“After visiting Sing Sing so many times, did you start to sympathize with the prisoners?” “What prominent factors allowed you to keep hope?” “Do you think the system can change?”
Students at John Jay High School had the opportunity ask thoughtful questions like these in a conversation with Dan Slepian, a Dateline producer who has spent two-decades working to free innocent people, and Eric Glisson, a wrongfully incarcerated individual who served 18 years for a crime he did not commit.
The school-wide discussion, arranged for by teacher Vicky Weiss, curriculum leader for the English Department, was the capstone event in John Jay’s summer read of “The Sing Sing Files: One Journalist, Six Innocent Men, and a Twenty-Year Fight for Justice,” written by Slepian, and featuring Glisson.
The morning gave students an inside look at the criminal justice system, and a vivid example of the personal traits that shape one’s life: forgiveness, focus on purpose, and above all, hope.
“Mr. Slepian and Mr. Glisson unlocked an empathy we cannot derive from a screen,” said student Sophia Cheng.

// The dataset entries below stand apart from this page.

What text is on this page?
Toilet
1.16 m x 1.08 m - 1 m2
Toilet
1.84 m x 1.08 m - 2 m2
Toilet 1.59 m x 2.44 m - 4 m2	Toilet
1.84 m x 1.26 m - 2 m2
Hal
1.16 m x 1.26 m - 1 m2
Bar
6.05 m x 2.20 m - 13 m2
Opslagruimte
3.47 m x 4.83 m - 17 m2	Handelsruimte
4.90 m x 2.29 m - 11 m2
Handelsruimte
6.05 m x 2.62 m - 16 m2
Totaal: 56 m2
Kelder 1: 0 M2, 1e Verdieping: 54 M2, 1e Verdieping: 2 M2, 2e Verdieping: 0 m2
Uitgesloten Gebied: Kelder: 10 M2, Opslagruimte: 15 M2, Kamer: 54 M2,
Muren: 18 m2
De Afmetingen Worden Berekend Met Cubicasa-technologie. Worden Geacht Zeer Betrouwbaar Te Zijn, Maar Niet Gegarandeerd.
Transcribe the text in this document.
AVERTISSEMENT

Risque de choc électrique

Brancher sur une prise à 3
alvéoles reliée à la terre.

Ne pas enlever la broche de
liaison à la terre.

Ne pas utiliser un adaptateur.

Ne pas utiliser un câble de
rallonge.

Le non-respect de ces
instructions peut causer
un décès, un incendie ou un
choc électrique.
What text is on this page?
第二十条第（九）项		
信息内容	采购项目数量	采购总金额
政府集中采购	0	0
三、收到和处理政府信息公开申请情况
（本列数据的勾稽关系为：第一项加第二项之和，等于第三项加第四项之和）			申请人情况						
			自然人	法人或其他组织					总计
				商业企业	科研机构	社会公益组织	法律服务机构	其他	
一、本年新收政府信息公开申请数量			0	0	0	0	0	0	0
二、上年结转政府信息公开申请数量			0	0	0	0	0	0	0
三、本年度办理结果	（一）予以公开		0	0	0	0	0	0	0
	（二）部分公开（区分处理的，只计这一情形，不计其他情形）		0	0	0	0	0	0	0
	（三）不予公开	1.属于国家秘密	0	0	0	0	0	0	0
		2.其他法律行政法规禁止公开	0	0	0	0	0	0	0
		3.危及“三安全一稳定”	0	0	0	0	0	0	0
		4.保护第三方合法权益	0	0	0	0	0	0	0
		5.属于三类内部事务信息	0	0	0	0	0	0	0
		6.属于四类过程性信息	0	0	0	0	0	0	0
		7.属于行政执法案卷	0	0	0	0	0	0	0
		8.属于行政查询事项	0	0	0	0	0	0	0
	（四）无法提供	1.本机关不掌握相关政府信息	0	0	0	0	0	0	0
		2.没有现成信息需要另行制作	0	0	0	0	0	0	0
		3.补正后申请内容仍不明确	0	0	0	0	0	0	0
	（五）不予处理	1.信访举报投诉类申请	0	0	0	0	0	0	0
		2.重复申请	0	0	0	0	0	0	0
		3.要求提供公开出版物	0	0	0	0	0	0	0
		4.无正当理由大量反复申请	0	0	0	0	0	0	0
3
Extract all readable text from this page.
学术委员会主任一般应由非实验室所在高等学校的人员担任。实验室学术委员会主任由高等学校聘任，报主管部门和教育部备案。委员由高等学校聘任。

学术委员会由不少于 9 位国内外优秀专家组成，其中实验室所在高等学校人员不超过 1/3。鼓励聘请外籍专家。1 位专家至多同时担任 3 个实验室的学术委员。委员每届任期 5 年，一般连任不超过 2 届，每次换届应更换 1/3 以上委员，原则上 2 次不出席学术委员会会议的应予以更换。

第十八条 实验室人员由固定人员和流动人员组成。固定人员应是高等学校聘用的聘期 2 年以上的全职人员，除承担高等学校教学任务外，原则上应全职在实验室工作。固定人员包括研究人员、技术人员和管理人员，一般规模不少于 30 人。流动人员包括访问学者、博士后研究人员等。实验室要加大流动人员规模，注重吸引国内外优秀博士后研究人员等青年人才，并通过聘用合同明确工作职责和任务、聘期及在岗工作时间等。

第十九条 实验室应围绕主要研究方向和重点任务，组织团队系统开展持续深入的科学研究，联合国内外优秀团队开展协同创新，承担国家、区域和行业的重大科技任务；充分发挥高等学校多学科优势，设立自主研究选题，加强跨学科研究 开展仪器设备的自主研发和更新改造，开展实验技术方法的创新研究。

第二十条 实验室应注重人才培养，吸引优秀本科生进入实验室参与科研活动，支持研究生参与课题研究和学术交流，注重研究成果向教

Slepian described his deep empathy for those in prison who he’s met over his journey.
“I’ve come to believe that most incarcerated people are good people who made terrible mistakes when they were young,” said Slepian. He said that he realized that “innocent until proven guilty” is a marketing slogan for a system that prioritizes winning.
He called the students lanterns of knowledge. “You’ve read my account. You know. You are the antidote to this travesty.”
Glisson spoke about hope. He recalled spending hours in Sing Sing’s law library each day. “Every time I read in a law journal that someone was exonerated, I’d make a copy of the article and put it on my wall. That was my wall of hope. I looked at it each day.”
“My experience in prison made me stronger,” Glisson said to the students. “It made me feel like a phoenix.”
“Be in service for other people,” said Slepian. “That’s how this world is going to change.